Sin embargo, la penúltima pirueta de Yamamoto hacia el éxito vino del lugar menos pensado: el deporte. “En Nueva York, me llamó la atención ver que los ejecutivos iban en deportivas al trabajo y se ponían los zapatos al llegar a la oficina. Pensé presentar zapatillas. Llamé a Nike, que me dio una respuesta muy amable: ‘Muchas gracias, pero solo hacemos deporte, no moda’. Un año y pico después Adidas contactó conmigo. Fue una sorpresa maravillosa”. En 2003, Y-3, la firma diseñada por Yohji Yamamoto para Adidas, se convirtió en la primera línea de ropa deportiva creada por un diseñador de prestigio. Con un embajador de lujo, Zinedine Zidane, se hizo un hueco en el mercado gracias a diseños futuristas y minimalistas e inauguró un camino por el que luego ha desfilado el resto de la industria, con historias de éxito apoteósico como Yeezy, Gucci o Balenciaga.
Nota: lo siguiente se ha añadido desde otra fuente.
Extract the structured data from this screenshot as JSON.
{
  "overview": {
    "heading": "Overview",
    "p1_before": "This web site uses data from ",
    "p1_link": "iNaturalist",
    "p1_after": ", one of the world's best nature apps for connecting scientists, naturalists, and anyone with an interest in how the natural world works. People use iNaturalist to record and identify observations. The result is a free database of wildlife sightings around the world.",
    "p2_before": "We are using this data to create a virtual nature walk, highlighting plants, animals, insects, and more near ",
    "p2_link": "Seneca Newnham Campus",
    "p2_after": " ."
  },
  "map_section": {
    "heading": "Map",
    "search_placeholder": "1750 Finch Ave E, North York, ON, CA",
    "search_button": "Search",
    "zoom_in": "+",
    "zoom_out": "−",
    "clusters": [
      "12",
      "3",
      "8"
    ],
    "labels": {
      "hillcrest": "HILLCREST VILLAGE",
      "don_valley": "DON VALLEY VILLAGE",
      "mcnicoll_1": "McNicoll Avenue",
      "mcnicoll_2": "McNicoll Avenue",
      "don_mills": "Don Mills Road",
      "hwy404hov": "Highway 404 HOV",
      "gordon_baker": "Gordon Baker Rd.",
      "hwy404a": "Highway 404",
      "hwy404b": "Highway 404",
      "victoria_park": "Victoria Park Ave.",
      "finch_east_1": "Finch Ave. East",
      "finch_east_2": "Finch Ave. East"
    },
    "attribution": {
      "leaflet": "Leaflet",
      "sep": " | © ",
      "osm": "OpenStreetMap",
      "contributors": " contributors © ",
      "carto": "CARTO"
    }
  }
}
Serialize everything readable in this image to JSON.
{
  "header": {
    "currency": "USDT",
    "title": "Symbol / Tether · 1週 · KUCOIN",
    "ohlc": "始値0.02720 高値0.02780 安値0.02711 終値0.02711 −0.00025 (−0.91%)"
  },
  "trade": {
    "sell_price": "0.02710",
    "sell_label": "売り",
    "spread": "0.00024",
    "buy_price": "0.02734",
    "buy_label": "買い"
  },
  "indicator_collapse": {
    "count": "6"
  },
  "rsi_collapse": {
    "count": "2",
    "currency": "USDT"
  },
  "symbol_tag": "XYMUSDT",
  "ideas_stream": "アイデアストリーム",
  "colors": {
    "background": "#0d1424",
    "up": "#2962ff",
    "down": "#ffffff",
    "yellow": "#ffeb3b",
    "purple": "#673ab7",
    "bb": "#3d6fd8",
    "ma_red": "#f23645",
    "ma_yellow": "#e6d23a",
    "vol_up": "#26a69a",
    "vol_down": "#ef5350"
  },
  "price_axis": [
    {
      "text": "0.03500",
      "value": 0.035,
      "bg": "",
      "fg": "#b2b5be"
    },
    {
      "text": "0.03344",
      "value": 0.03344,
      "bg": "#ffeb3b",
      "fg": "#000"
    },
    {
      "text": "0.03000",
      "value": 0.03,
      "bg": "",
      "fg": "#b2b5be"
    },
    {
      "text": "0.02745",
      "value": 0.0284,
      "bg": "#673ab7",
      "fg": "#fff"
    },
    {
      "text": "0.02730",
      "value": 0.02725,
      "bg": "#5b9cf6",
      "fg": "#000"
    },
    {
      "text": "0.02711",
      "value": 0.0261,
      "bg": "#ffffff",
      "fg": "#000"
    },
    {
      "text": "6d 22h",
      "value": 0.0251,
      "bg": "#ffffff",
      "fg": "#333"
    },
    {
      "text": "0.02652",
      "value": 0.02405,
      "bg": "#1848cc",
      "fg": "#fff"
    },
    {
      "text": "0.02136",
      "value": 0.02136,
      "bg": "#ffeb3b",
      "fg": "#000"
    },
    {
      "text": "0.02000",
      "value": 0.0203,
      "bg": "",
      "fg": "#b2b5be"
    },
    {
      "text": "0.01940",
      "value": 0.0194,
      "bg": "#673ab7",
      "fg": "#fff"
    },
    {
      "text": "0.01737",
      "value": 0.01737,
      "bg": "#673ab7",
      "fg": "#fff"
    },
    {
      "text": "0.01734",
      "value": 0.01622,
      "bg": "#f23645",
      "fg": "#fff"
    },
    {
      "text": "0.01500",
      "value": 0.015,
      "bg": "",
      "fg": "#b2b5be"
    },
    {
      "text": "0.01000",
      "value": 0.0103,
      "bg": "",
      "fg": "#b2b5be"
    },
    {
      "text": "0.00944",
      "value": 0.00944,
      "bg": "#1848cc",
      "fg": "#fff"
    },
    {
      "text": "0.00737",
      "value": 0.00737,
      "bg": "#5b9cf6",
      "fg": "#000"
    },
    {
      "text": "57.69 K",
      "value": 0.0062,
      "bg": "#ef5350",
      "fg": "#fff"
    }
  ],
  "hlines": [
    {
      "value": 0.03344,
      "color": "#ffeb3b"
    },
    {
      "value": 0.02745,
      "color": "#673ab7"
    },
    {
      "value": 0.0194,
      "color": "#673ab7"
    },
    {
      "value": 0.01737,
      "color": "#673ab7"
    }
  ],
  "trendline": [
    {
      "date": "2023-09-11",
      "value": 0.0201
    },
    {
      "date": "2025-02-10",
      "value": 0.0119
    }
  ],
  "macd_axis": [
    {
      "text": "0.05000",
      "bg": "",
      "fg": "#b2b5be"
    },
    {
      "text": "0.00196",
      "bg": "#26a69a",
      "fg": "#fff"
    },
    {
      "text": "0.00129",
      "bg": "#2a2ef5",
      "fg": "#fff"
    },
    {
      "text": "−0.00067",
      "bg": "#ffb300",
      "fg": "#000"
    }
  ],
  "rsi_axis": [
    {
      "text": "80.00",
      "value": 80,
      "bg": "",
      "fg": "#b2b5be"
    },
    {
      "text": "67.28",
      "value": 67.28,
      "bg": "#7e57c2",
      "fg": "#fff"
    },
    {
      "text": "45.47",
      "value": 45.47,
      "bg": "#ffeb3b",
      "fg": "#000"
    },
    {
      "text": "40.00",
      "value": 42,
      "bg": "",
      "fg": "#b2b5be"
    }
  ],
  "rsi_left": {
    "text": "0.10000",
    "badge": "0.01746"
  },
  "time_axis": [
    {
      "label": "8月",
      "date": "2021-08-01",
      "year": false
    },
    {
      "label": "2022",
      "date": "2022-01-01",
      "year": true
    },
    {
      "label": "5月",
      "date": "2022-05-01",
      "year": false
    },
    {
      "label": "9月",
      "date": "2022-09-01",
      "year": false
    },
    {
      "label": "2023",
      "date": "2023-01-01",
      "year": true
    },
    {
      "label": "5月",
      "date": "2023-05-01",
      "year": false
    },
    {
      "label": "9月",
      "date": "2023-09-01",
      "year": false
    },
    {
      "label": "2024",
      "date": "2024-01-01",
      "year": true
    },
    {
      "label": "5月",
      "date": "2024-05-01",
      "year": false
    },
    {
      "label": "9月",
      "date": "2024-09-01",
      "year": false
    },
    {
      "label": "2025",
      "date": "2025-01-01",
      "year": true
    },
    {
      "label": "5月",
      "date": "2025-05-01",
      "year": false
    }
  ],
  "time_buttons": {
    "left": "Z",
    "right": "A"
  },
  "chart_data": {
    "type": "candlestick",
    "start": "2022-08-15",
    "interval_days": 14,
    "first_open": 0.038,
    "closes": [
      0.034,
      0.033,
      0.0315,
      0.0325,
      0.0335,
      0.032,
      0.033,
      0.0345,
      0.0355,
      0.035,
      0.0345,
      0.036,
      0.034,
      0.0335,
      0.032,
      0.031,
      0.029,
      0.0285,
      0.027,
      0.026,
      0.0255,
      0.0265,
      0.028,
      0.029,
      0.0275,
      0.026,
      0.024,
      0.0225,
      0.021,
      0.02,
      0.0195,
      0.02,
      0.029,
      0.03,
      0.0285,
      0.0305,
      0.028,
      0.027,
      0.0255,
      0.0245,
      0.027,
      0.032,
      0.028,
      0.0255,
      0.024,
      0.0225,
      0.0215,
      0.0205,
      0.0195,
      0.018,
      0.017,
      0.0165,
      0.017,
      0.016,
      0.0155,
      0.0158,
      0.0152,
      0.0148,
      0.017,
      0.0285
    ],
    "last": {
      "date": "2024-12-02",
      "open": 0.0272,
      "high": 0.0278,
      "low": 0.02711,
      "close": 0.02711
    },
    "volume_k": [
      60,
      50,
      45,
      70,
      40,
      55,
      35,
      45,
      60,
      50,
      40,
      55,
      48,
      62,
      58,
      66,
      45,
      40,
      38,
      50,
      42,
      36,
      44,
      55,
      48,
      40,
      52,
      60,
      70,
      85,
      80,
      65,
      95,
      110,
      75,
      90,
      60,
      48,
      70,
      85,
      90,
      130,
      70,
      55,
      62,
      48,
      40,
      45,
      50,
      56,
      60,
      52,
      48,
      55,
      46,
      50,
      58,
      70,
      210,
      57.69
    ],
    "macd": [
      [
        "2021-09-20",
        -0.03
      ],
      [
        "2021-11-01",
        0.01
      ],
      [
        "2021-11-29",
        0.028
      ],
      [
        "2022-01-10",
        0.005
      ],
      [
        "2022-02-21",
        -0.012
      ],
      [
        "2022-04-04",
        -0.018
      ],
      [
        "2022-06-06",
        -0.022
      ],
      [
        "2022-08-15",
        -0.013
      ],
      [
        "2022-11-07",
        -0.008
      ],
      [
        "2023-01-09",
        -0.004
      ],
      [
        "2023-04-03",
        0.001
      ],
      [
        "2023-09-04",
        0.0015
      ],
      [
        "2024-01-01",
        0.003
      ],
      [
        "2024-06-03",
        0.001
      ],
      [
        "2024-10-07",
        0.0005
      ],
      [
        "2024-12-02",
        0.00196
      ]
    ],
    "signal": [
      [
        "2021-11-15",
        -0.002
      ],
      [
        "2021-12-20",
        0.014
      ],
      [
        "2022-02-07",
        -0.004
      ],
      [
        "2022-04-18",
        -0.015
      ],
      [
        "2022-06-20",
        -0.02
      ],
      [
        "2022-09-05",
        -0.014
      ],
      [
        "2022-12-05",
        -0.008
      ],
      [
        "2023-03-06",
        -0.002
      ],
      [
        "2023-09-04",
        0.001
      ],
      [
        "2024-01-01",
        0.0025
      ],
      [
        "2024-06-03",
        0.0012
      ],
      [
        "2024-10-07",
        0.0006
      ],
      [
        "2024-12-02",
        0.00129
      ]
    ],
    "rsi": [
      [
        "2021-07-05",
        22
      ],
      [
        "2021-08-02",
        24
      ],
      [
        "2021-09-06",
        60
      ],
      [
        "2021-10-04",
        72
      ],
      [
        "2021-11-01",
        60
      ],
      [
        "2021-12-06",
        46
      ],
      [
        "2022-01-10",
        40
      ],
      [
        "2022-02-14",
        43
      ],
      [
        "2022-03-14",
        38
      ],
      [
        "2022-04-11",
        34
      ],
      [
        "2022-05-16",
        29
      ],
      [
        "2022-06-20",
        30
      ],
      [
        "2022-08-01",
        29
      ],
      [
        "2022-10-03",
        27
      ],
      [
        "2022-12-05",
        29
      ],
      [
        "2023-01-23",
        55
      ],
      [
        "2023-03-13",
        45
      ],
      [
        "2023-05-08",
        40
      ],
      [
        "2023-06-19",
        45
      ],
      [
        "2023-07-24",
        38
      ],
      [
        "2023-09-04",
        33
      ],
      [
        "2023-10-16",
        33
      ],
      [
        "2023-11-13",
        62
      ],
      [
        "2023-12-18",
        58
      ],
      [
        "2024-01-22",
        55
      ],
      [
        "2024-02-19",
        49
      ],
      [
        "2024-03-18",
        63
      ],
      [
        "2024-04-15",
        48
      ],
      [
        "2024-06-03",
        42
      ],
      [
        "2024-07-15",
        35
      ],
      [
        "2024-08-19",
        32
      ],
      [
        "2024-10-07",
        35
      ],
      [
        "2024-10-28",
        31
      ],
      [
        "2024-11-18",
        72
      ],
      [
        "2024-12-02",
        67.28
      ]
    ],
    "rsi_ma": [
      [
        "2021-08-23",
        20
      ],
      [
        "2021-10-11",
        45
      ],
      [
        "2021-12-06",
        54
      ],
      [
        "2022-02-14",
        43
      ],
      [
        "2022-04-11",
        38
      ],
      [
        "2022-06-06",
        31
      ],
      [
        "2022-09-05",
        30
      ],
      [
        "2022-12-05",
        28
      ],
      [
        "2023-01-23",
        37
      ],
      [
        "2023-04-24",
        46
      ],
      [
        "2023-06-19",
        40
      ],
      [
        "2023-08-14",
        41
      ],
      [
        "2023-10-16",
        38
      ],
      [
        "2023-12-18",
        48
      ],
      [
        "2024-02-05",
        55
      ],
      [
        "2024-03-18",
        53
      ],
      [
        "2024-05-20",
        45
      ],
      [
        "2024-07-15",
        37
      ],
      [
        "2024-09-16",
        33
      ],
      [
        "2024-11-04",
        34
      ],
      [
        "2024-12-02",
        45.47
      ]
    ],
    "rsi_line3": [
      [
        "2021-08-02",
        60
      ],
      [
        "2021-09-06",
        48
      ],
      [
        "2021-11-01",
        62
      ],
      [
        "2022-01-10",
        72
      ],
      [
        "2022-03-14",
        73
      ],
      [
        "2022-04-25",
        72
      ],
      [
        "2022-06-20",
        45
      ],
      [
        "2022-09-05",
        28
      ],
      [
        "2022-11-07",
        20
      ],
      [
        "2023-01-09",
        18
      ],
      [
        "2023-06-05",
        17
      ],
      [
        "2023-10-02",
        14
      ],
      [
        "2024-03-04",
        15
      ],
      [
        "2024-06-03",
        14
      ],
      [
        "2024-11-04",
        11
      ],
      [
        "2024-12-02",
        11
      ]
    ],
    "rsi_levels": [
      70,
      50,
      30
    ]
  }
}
Las últimas dos décadas han visto la conversión de Yamamoto en una leyenda viva. El tiempo le ha dado la razón: muchas de sus propuestas más arriesgadas —vestir por capas, combinar tonos cercanos pero no idénticos de blanco o negro, reivindicar la dignidad de lo gastado, preferir lo holgado a lo estrecho— forman parte del estilo actual. Su fidelidad a un mismo programa estético tiene pocos equivalentes en la industria, y su fiera independencia empresarial se ha plasmado, a lo largo de las décadas, en distintas líneas para distintos públicos: Y’s, Yohji Yamamoto, Y-3 y, últimamente, S’Yte, una línea especialmente centrada en la venta online. Pero su base sigue siendo el lujosísimo prêt à porter que fabrica en Japón y desfila en Francia, y que sigue teniendo un único rostro detrás: el suyo. Preguntarse por el futuro es inevitable. “Trabajar exige esfuerzo. Es duro crear algo nuevo dos veces al año. Pero en los últimos tiempos he perdido a Kenzo, a Issey Miyake, a Karl Lagerfeld, a Alaïa. Me gustaba mucho Alexander McQueen, pero falleció. Así que, al final, me he quedado sin rivales. Me he quedado solo”. ¿Cómo ve el futuro de la marca? “La gran pregunta es cuántos años podré continuar”, responde. “Es un quebradero de cabeza. Pero soy consciente de que los tiempos de la moda están cambiando”. Yamamoto habla de la guerra de Ucrania, de la decadencia de su isla favorita, Miyakojima, peligrosamente cerca de Taiwán. También teme las tensiones raciales y políticas. “Me temo que el planeta se dirige a una tercera guerra mundial. Pero, bueno, yo nací en la guerra. Sé lo que es”. Sus colaboradores, comenta, le recomiendan que no hable de política, porque es un artista. “Y tienen razón”, añade. “Pero, como artista, puedo decirte que, por ejemplo, el planeta está aumentando de temperatura. Hay demasiado dióxido de carbono. Así que elijo tejidos más ligeros y con agujeros. Lo hago de forma natural”. ¿Se siente orgulloso de su carrera? “Orgulloso no; sigo enfadado, sin más”, responde. “La base de todo sigue siendo la ira contra los adultos, contra la sociedad y contra el mundo. Eso no ha cambiado desde que tenía cuatro años. Lo convencional me irrita. Siempre he querido ser un outsider de la moda”.